## What do we know about COVID-19 risk factors?
##### COVID-19 Open Research Dataset Challenge (CORD-19)

**Task Details**  
What do we know about COVID-19 risk factors? What have we learned from epidemiological studies?  

**Specifically, we want to know what the literature reports about:**  

* Data on potential risks factors  
* Smoking, pre-existing pulmonary disease  
* Co-infections (determine whether co-existing respiratory/viral infections make the virus more transmissible or virulent) and other co-morbidities  
* Neonates and pregnant women  
* Socio-economic and behavioral factors to understand the economic impact of the virus and whether there were differences.  
* Transmission dynamics of the virus, including the basic reproductive number, incubation period, serial interval, modes of transmission and environmental factors  
* Severity of disease, including risk of fatality among symptomatic hospitalized patients, and high-risk patient groups  
* Susceptibility of populations  
* Public health mitigation measures that could be effective for control  

In [10]:
import os 
import pandas as pd
import json
from tqdm import tqdm
import re
import matplotlib.pyplot as plt
import heapq

import re
import nltk

# Get a list of stopwords from nltk
stopwords = nltk.corpus.stopwords.words("english")

In [2]:
dirs = ['biorxiV_medrxiv', 'comm_use_subset', 'custom_license', 'noncomm_use_subset']

docs = []
for d in dirs:
    print(d)
    for file in tqdm(os.listdir(f"{d}/{d}")):
        filepath = f"{d}/{d}/{file}"
        j = json.load(open(filepath,'rb'))
        title = j['metadata']['title']
        try: 
            abstract = j['abstract'][0]['text']
        except:
            abstract = ''
            
        fulltext = ''
        for text in j['body_text']:
            fulltext += text['text'] + "\n\n"
        docs.append([title, abstract, fulltext])

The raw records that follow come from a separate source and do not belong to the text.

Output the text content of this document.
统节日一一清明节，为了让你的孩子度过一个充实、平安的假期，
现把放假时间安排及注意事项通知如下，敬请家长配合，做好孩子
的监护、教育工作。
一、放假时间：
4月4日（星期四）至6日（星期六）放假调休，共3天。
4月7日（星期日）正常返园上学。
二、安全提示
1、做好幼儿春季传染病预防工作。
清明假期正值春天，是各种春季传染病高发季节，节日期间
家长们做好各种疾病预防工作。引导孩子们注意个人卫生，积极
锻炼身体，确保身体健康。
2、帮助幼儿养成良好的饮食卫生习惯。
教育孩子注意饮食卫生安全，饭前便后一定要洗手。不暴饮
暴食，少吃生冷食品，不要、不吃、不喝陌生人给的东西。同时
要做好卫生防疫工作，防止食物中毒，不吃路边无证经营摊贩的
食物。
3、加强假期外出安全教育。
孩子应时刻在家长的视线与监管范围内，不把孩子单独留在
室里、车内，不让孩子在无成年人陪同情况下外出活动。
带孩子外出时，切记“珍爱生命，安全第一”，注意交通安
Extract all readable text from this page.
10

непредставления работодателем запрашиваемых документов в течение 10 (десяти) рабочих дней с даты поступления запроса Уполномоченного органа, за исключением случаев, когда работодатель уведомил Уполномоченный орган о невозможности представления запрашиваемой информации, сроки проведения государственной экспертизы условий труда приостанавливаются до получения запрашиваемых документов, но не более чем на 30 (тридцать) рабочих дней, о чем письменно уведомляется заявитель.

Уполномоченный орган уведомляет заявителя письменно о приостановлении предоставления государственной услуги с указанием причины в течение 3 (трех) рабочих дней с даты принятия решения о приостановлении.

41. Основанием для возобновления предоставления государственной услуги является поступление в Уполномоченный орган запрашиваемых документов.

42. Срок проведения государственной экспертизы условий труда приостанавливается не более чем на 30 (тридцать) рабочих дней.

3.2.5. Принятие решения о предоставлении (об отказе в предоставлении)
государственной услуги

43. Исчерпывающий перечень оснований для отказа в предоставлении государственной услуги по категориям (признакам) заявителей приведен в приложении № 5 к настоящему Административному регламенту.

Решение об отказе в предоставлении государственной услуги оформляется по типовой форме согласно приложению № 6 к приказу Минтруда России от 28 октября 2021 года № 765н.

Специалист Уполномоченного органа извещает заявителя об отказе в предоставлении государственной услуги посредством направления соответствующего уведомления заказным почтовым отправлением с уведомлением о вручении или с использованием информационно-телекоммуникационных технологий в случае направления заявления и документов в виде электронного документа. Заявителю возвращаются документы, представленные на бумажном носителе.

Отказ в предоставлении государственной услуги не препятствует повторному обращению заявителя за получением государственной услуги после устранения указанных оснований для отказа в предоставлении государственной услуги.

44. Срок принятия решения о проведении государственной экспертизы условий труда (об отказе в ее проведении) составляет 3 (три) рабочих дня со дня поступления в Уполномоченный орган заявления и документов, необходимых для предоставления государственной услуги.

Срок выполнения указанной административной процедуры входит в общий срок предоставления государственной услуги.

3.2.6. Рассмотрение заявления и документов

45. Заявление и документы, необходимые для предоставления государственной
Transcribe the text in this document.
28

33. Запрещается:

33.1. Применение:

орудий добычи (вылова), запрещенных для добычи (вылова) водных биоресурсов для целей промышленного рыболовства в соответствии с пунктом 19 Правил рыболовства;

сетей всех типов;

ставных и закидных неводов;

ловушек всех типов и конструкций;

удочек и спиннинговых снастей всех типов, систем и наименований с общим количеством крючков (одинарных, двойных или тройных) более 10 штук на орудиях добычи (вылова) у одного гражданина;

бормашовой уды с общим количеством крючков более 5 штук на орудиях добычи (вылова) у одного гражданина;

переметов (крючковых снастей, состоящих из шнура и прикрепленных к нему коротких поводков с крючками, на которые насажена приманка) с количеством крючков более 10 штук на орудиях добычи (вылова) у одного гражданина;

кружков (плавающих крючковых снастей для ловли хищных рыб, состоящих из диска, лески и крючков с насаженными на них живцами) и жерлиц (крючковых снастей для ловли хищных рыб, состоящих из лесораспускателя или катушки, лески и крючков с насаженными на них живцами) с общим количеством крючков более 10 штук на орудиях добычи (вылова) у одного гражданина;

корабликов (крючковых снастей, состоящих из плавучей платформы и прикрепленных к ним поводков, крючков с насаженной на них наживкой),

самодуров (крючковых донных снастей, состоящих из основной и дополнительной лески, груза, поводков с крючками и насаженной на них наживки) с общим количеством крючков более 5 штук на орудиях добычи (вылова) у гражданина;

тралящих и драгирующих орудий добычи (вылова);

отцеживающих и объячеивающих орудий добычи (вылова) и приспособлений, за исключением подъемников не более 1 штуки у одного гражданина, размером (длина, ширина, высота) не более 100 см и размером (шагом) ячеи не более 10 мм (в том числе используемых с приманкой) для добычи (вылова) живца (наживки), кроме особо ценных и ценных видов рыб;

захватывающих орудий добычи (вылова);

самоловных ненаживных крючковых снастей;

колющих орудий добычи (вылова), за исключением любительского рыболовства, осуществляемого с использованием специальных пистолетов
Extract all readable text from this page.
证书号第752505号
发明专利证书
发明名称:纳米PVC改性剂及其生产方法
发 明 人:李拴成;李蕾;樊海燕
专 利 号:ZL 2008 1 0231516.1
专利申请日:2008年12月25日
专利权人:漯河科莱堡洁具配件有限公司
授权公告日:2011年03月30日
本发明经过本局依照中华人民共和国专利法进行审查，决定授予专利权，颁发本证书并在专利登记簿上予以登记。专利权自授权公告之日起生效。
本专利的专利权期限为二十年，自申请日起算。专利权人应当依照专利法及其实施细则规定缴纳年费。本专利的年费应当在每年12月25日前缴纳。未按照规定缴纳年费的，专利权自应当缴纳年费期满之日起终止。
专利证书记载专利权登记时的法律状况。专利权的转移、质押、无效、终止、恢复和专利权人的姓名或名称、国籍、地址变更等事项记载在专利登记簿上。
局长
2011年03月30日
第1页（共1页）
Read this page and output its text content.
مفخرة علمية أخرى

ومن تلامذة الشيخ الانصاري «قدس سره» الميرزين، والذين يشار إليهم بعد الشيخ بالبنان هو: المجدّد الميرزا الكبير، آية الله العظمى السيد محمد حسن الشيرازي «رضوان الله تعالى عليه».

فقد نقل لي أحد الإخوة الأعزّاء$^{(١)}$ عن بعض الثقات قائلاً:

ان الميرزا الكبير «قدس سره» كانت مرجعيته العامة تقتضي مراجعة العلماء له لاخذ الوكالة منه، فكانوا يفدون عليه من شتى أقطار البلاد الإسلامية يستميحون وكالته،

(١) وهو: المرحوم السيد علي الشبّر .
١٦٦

  9%|▉         | 80/885 [00:00<00:01, 796.89it/s]

biorxiV_medrxiv


100%|██████████| 885/885 [00:01<00:00, 869.08it/s]
  1%|          | 60/9118 [00:00<00:15, 597.48it/s]

comm_use_subset


100%|██████████| 9118/9118 [00:15<00:00, 582.29it/s]
  0%|          | 62/16959 [00:00<00:27, 611.40it/s]

custom_license


100%|██████████| 16959/16959 [00:30<00:00, 564.40it/s]
  3%|▎         | 64/2353 [00:00<00:03, 637.02it/s]

noncomm_use_subset


100%|██████████| 2353/2353 [00:03<00:00, 624.61it/s]


In [3]:
df = pd.DataFrame(docs, columns = ['title', 'abstract', 'fulltext'])
df.head()

Unnamed: 0,title,abstract,fulltext
0,Multimerization of HIV-1 integrase hinges on c...,New anti-AIDS treatments must be continually d...,"In the absence of a curative treatment, the hi..."
1,Time-varying transmission dynamics of Novel Co...,Rationale: Several studies have estimated basi...,"Eighteen years ago, severe acute respiratory s..."
2,p53 is not necessary for DUX4 pathology,Summary Statement: DUX4 is thought to mediate ...,Facioscapulohumeral muscular dystrophy (FSHD) ...
3,Virological assessment of hospitalized cases o...,"emerged in late 2019 1,2 . Initial outbreaks i...",Pharyngeal virus shedding was very high during...
4,Potential impact of seasonal forcing on a SARS...,A novel coronavirus (SARS-CoV-2) first detecte...,(2.2 with 90% high density interval 1.4-3.8 (R...


In [180]:
fulltexts = df['fulltext'].values

In [158]:
def clean_text(text):
    # Removing Square Brackets and Extra Spaces
    text = re.sub(r'\[[0-9]*\]',' ', text)
    text = re.sub(r'\s+',' ', text)
 
    text = re.sub(r'\{\{[\s\S]*?\}\}', '', text)

    # Remove doi links
    #text = re.sub(r'^https://$', '',text)
    return text

def clean_spchar_digs(text):
    # Removing special characters and digits
    text = re.sub('[^a-zA-Z]', ' ', text )
    text = re.sub(r'\s+', ' ', text)
    
    return text

def word_freq(formatted_text):
    #creates a dictionary of words as keys and frequency as values
    word_frequencies = {}
    for word in nltk.word_tokenize(formatted_text):
        if word not in stopwords:
            if word not in word_frequencies.keys():
                word_frequencies[word] = 1
            else:
                word_frequencies[word] += 1

    maximum_frequency = max(word_frequencies.values())
    #divides the values by the maximum frequency
    for word in word_frequencies.keys():
        word_frequencies[word] = (word_frequencies[word]/maximum_frequency)
    
    return word_frequencies

def sent_scores(sentence_list, word_frequencies):
    #uses the word frequencies to score the sentences by adding up the scores
    #of the words that make up the sentence
    sentence_scores = {}
    for sent in sentence_list:
        for word in nltk.word_tokenize(sent.lower()):
            if word in word_frequencies.keys():
                if len(sent.split(' ')) <60: #limits sentence to less than 60 words
                    if sent not in sentence_scores.keys():
                        sentence_scores[sent] = word_frequencies[word]
                    else:
                        sentence_scores[sent] += word_frequencies[word]
                    
    return sentence_scores

def get_summary(dirty_text):
    text = clean_text(dirty_text)
    formatted_text = clean_spchar_digs(text)

    sentence_list = nltk.sent_tokenize(text)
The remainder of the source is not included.